By Reyna Gillet
I was at Lee’s Launderette on a Saturday night, watching my red panties swirl around in the dryer. My plans that night had fizzled. I was struck dumb by the glow of the Launderette’s florescent lighting and past issues of Mademoiselle and Good Housekeeping. The featured article in Good Housekeeping was an account of how to maintain that story book romance as well as prepare a delicious Thanksgiving meal. I salivated over the delectables pictured. Mashed potatoes glistened with melted butter. Sliced honey-glazed-spiral ham jumped off the page, and oven-baked sweet potatoes were garnished with a few miniature marshmallows (watch the calories, ladies). The pièce de résistance was the turkey. It was a headless mound of golden meat. It rested its weary legs on a silver platter in the middle the dining table spread. It was waiting to be sliced, served and dished to starving cousins, nephews, nieces, and aunts. With bright delight the turkey gets gobbled up, smothered with mom’s grand gravy. The Waldorf salad slides merrily down everyone’s gullets, with intent and gluttony. Aunt Flo helps clean up the dishes afterwards and stores away leftovers for turkey sandwiches. The menfolk gather around the big screen and watch the game, and before long, Grandpa Ted snores graciously, tummy bulging beyond capacity, in his favorite easy chair. That’s the way Good Housekeeping told it anyway.
I remember Thanksgiving differently.
Last year’s Thanksgiving at my house went like this: I left the crumpled post-it on the dining room table with Ollie’s home number on it. He wasn’t the only one in town who still used a landline, yet he was never home. I kept trying the number over and over, but Ollie wasn’t going to answer, because Ollie was dead. Ollie had wrestled with that turkey for five hours before the turkey finally got the better of him. Heart attack and just like that, Ollie was gone.
It was only noon, but I had already had it with this damn Thanksgiving.
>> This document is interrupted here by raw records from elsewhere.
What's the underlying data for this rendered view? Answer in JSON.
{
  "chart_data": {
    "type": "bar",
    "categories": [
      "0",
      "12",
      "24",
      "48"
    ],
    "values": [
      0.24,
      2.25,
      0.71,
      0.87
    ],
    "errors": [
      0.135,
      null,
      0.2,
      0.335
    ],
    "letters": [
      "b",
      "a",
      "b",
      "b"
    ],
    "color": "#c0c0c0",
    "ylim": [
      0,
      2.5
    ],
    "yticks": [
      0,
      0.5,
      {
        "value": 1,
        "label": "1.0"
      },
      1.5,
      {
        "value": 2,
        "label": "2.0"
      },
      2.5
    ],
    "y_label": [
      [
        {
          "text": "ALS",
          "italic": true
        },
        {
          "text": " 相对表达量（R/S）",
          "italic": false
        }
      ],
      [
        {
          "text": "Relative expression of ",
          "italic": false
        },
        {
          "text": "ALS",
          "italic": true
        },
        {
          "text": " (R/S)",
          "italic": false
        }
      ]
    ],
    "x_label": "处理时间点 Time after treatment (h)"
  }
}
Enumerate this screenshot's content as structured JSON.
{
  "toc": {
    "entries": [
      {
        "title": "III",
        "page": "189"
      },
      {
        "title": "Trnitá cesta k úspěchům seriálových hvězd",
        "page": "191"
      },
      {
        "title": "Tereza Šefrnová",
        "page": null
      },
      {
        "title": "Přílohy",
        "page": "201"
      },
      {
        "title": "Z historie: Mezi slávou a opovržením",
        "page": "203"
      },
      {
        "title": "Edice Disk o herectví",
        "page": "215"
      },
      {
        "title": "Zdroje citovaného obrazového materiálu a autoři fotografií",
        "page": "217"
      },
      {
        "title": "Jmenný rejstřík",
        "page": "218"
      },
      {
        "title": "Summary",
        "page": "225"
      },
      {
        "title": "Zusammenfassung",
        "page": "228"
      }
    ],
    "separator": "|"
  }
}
I needed to get out of the house. “I’ll be back in a couple hours to fix the green bean casserole and finish the laundry!” I yelled to the kin around the TV set. As I entered the carport, I soon realized I was standing in a pool of water. The washer had busted a hose. I hurried and ran to the Launderette to get the good table cloth clean and dried for dinner. “Shit shit shit!” I yelled as I rushed away in my Corolla.
Mom and Dad were going to beat me back to the house. I could picture Dad in the recliner with an opened can of Milwaukee’s Best in hand just minutes after walking in my house. And Mom will be there, bringing her famous rolls, quickly taking to scouring the inserts on the stove with steel wool. I can hear her now, “I taught Arlene how to clean better than this.” Oh my my. Why the hell do I want to go back there? And why the hell does every Thanksgiving end up with someone dead?